Church schism within the Orthodox Church and its consequences

In the history of Russia and the Russian Orthodox Church, the 17th-century church schism played a great role . Its consequences were reflected in riots, religious persecution, giving rise to countless martyrs for the faith. This powerful religious-political movement in scale and significance had its own background, without studying which it is impossible to understand the reasons for this great Russian drama. First of all, although this event concerned the sphere of religious rites and, mainly, the order of the liturgy, he had other reasons. One can especially emphasize the role of Tsar Alexei the Quietest and Patriarch Nikon, thanks to which the political preconditions turned into the driving force of the split. It should be noted that church reasons played a secondary role in this situation.

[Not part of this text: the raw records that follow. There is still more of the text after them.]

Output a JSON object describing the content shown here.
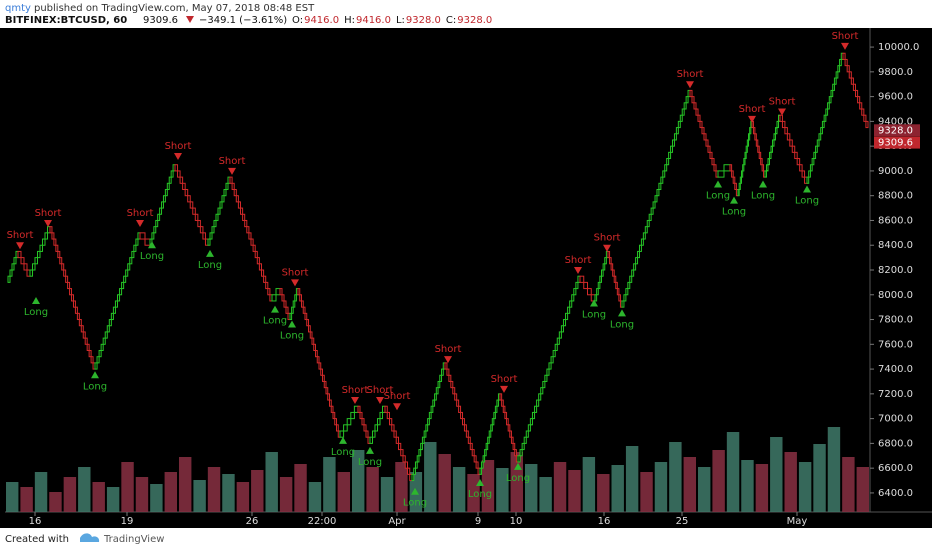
{
  "header": {
    "author": "qmty",
    "published": "published on TradingView.com, May 07, 2018 08:48 EST",
    "symbol": "BITFINEX:BTCUSD, 60",
    "last": "9309.6",
    "change": "−349.1 (−3.61%)",
    "ohlc": [
      {
        "key": "O:",
        "value": "9416.0"
      },
      {
        "key": "H:",
        "value": "9416.0"
      },
      {
        "key": "L:",
        "value": "9328.0"
      },
      {
        "key": "C:",
        "value": "9328.0"
      }
    ]
  },
  "chart_data": {
    "type": "renko",
    "brick_size": 50,
    "up_color": "#26c526",
    "down_color": "#d42a2a",
    "x": [
      3,
      13,
      25,
      45,
      90,
      135,
      145,
      170,
      203,
      225,
      267,
      275,
      285,
      293,
      335,
      353,
      365,
      380,
      407,
      440,
      475,
      495,
      513,
      575,
      590,
      603,
      617,
      685,
      713,
      725,
      733,
      747,
      760,
      775,
      802,
      838,
      863
    ],
    "price": [
      8100,
      8350,
      8150,
      8550,
      7400,
      8500,
      8400,
      9050,
      8400,
      8950,
      7950,
      8050,
      7800,
      8050,
      6850,
      7100,
      6800,
      7100,
      6500,
      7450,
      6550,
      7200,
      6650,
      8150,
      7950,
      8350,
      7900,
      9650,
      8950,
      9050,
      8800,
      9400,
      8950,
      9450,
      8900,
      9950,
      9330
    ],
    "signals": [
      {
        "x": 15,
        "price": 8400,
        "label": "Short"
      },
      {
        "x": 31,
        "price": 7950,
        "label": "Long"
      },
      {
        "x": 43,
        "price": 8580,
        "label": "Short"
      },
      {
        "x": 90,
        "price": 7350,
        "label": "Long"
      },
      {
        "x": 135,
        "price": 8580,
        "label": "Short"
      },
      {
        "x": 147,
        "price": 8400,
        "label": "Long"
      },
      {
        "x": 173,
        "price": 9120,
        "label": "Short"
      },
      {
        "x": 205,
        "price": 8330,
        "label": "Long"
      },
      {
        "x": 227,
        "price": 9000,
        "label": "Short"
      },
      {
        "x": 270,
        "price": 7880,
        "label": "Long"
      },
      {
        "x": 287,
        "price": 7760,
        "label": "Long"
      },
      {
        "x": 290,
        "price": 8100,
        "label": "Short"
      },
      {
        "x": 338,
        "price": 6820,
        "label": "Long"
      },
      {
        "x": 350,
        "price": 7150,
        "label": "Short"
      },
      {
        "x": 365,
        "price": 6740,
        "label": "Long"
      },
      {
        "x": 375,
        "price": 7150,
        "label": "Short"
      },
      {
        "x": 392,
        "price": 7100,
        "label": "Short"
      },
      {
        "x": 410,
        "price": 6410,
        "label": "Long"
      },
      {
        "x": 443,
        "price": 7480,
        "label": "Short"
      },
      {
        "x": 475,
        "price": 6480,
        "label": "Long"
      },
      {
        "x": 499,
        "price": 7240,
        "label": "Short"
      },
      {
        "x": 513,
        "price": 6610,
        "label": "Long"
      },
      {
        "x": 573,
        "price": 8200,
        "label": "Short"
      },
      {
        "x": 589,
        "price": 7930,
        "label": "Long"
      },
      {
        "x": 602,
        "price": 8380,
        "label": "Short"
      },
      {
        "x": 617,
        "price": 7850,
        "label": "Long"
      },
      {
        "x": 685,
        "price": 9700,
        "label": "Short"
      },
      {
        "x": 713,
        "price": 8890,
        "label": "Long"
      },
      {
        "x": 729,
        "price": 8760,
        "label": "Long"
      },
      {
        "x": 747,
        "price": 9420,
        "label": "Short"
      },
      {
        "x": 758,
        "price": 8890,
        "label": "Long"
      },
      {
        "x": 777,
        "price": 9480,
        "label": "Short"
      },
      {
        "x": 802,
        "price": 8850,
        "label": "Long"
      },
      {
        "x": 840,
        "price": 10010,
        "label": "Short"
      }
    ],
    "volume": {
      "values": [
        30,
        25,
        40,
        20,
        35,
        45,
        30,
        25,
        50,
        35,
        28,
        40,
        55,
        32,
        45,
        38,
        30,
        42,
        60,
        35,
        48,
        30,
        55,
        40,
        62,
        45,
        35,
        50,
        40,
        70,
        58,
        45,
        38,
        52,
        44,
        60,
        48,
        35,
        50,
        42,
        55,
        38,
        47,
        66,
        40,
        50,
        70,
        55,
        45,
        62,
        80,
        52,
        48,
        75,
        60,
        50,
        68,
        85,
        55,
        45
      ],
      "up": [
        true,
        false,
        true,
        false,
        false,
        true,
        false,
        true,
        false,
        false,
        true,
        false,
        false,
        true,
        false,
        true,
        false,
        false,
        true,
        false,
        false,
        true,
        true,
        false,
        true,
        false,
        true,
        false,
        true,
        true,
        false,
        true,
        false,
        false,
        true,
        false,
        true,
        true,
        false,
        false,
        true,
        false,
        true,
        true,
        false,
        true,
        true,
        false,
        true,
        false,
        true,
        true,
        false,
        true,
        false,
        true,
        true,
        true,
        false,
        false
      ],
      "vlim": [
        0,
        100
      ],
      "up_volume_color": "#3f7a6a",
      "down_volume_color": "#8a3043"
    },
    "xlim": [
      0,
      865
    ],
    "xticks": [
      {
        "value": 30,
        "label": "16"
      },
      {
        "value": 122,
        "label": "19"
      },
      {
        "value": 247,
        "label": "26"
      },
      {
        "value": 317,
        "label": "22:00"
      },
      {
        "value": 392,
        "label": "Apr"
      },
      {
        "value": 473,
        "label": "9"
      },
      {
        "value": 511,
        "label": "10"
      },
      {
        "value": 599,
        "label": "16"
      },
      {
        "value": 677,
        "label": "25"
      },
      {
        "value": 792,
        "label": "May"
      }
    ],
    "ylim": [
      6246,
      10154
    ],
    "yticks": [
      {
        "value": 6400,
        "label": "6400.0"
      },
      {
        "value": 6600,
        "label": "6600.0"
      },
      {
        "value": 6800,
        "label": "6800.0"
      },
      {
        "value": 7000,
        "label": "7000.0"
      },
      {
        "value": 7200,
        "label": "7200.0"
      },
      {
        "value": 7400,
        "label": "7400.0"
      },
      {
        "value": 7600,
        "label": "7600.0"
      },
      {
        "value": 7800,
        "label": "7800.0"
      },
      {
        "value": 8000,
        "label": "8000.0"
      },
      {
        "value": 8200,
        "label": "8200.0"
      },
      {
        "value": 8400,
        "label": "8400.0"
      },
      {
        "value": 8600,
        "label": "8600.0"
      },
      {
        "value": 8800,
        "label": "8800.0"
      },
      {
        "value": 9000,
        "label": "9000.0"
      },
      {
        "value": 9200,
        "label": "9200.0"
      },
      {
        "value": 9400,
        "label": "9400.0"
      },
      {
        "value": 9600,
        "label": "9600.0"
      },
      {
        "value": 9800,
        "label": "9800.0"
      },
      {
        "value": 10000,
        "label": "10000.0"
      }
    ],
    "price_labels": [
      {
        "value": 9328,
        "label": "9328.0"
      },
      {
        "value": 9309.6,
        "label": "9309.6"
      }
    ]
  },
  "footer": {
    "created": "Created with",
    "brand": "TradingView"
  }
}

So, with the accession to the throne of the second Tsar Alexei Mikhailovich, the second in the Romanov dynasty , nicknamed the Quietest, the imperial appetites of Moscow increased. The monarch cherished the ambitious plans to unite under his wing all the Orthodox peoples living in Eastern Europe and the Balkans. But after the capture and annexation of Left-Bank Ukraine, a ritual problem suddenly arose. Most believers of the conquered lands were baptized with three fingers, as was done in Greece and throughout the Orthodox world, and the Russians were baptized with two. The king’s aspirations to found the Third Rome required a single rite. There were two ways out of this situation: either to impose Russian rites on the conquered population, or to force their own believers to profess Christ in a new way. Therefore, the church schism is a consequence of the mediocre policy of the authorities to introduce unified Orthodoxy.

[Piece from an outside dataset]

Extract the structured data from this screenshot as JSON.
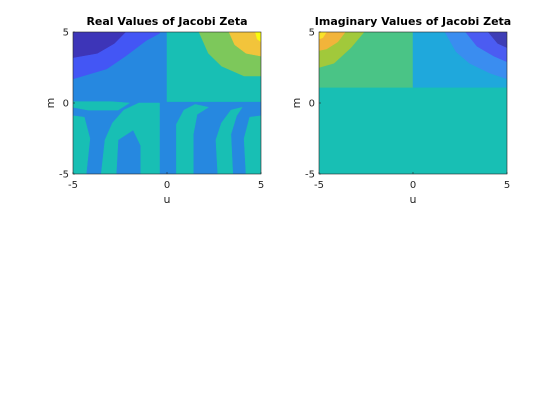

Since it was dangerous to impose something on the already unhappy provinces, the king decided to take up “his own”. And he made it tough, "police" measures. In 1653, Metropolitan Nikon, elected a year earlier in the patriarch of All Russia, sent a decree in which he categorically prescribed to be baptized with three fingers and lay down four earthly bow instead of sixteen during the prayer of St. Ephraim the Syrian. He also replaced one-voice singing with a polyphonic one and allowed priests to proclaim the sermons of his own composition. Thus, Nikon’s reforms and church schism are inextricably linked.

Since innovations were imposed “from above”, without any explanation or belief in the correctness of such measures, this decree was met with the most fierce rebuff, and in all sectors of the population. Even some nobles and boyars argued for not abandoning ancient piety. Representatives of the clergy, especially Protopopes Daniel and Habakkuk, also acted as opposition guides. But both the king and the patriarch remained unshakable. Even the fact that in 1658 Nikon fell into disgrace, and in 1666 was deposed from the rank of patriarch, it did not affect the widening church schism: in 1667 the Great Moscow Cathedral anathematized those who refused to accept new rites, and also continued blaspheming the Church, ”accusing her of apostasy.

The first manifestation of discontent among the widest masses of the population was the Solovetsky Uprising (1667-1676). It ended in the massacre of the dissatisfied. Church schism widened and deepened. Many families, fleeing persecution and not wanting to betray their faith, fled to the outskirts of the Russian kingdom - to the floodplains of the Danube, to the north, to the Volga and Siberia, spreading the doctrine of the end of time and the kingdom of Antichrist, which is now served by both the tsar and the patriarch. The death of Alexei the Quiet didn’t change the situation. Sofya Alekseevna only tightened the persecution of the rebellious Old Believers.

The church schism found its most terrible manifestation in mass self-immolations - the so-called "burns". Desperate people took their lives so as not to betray the faith. These suicides continued throughout the 18th-19th centuries. Secular authorities put an end to the persecution: the decree of Nicholas II “On Tolerance,” which guaranteed freedom of religion to the Old Believers. And in 1929, the Holy Synod adopted a decree that "the old Russian rites are also salvation."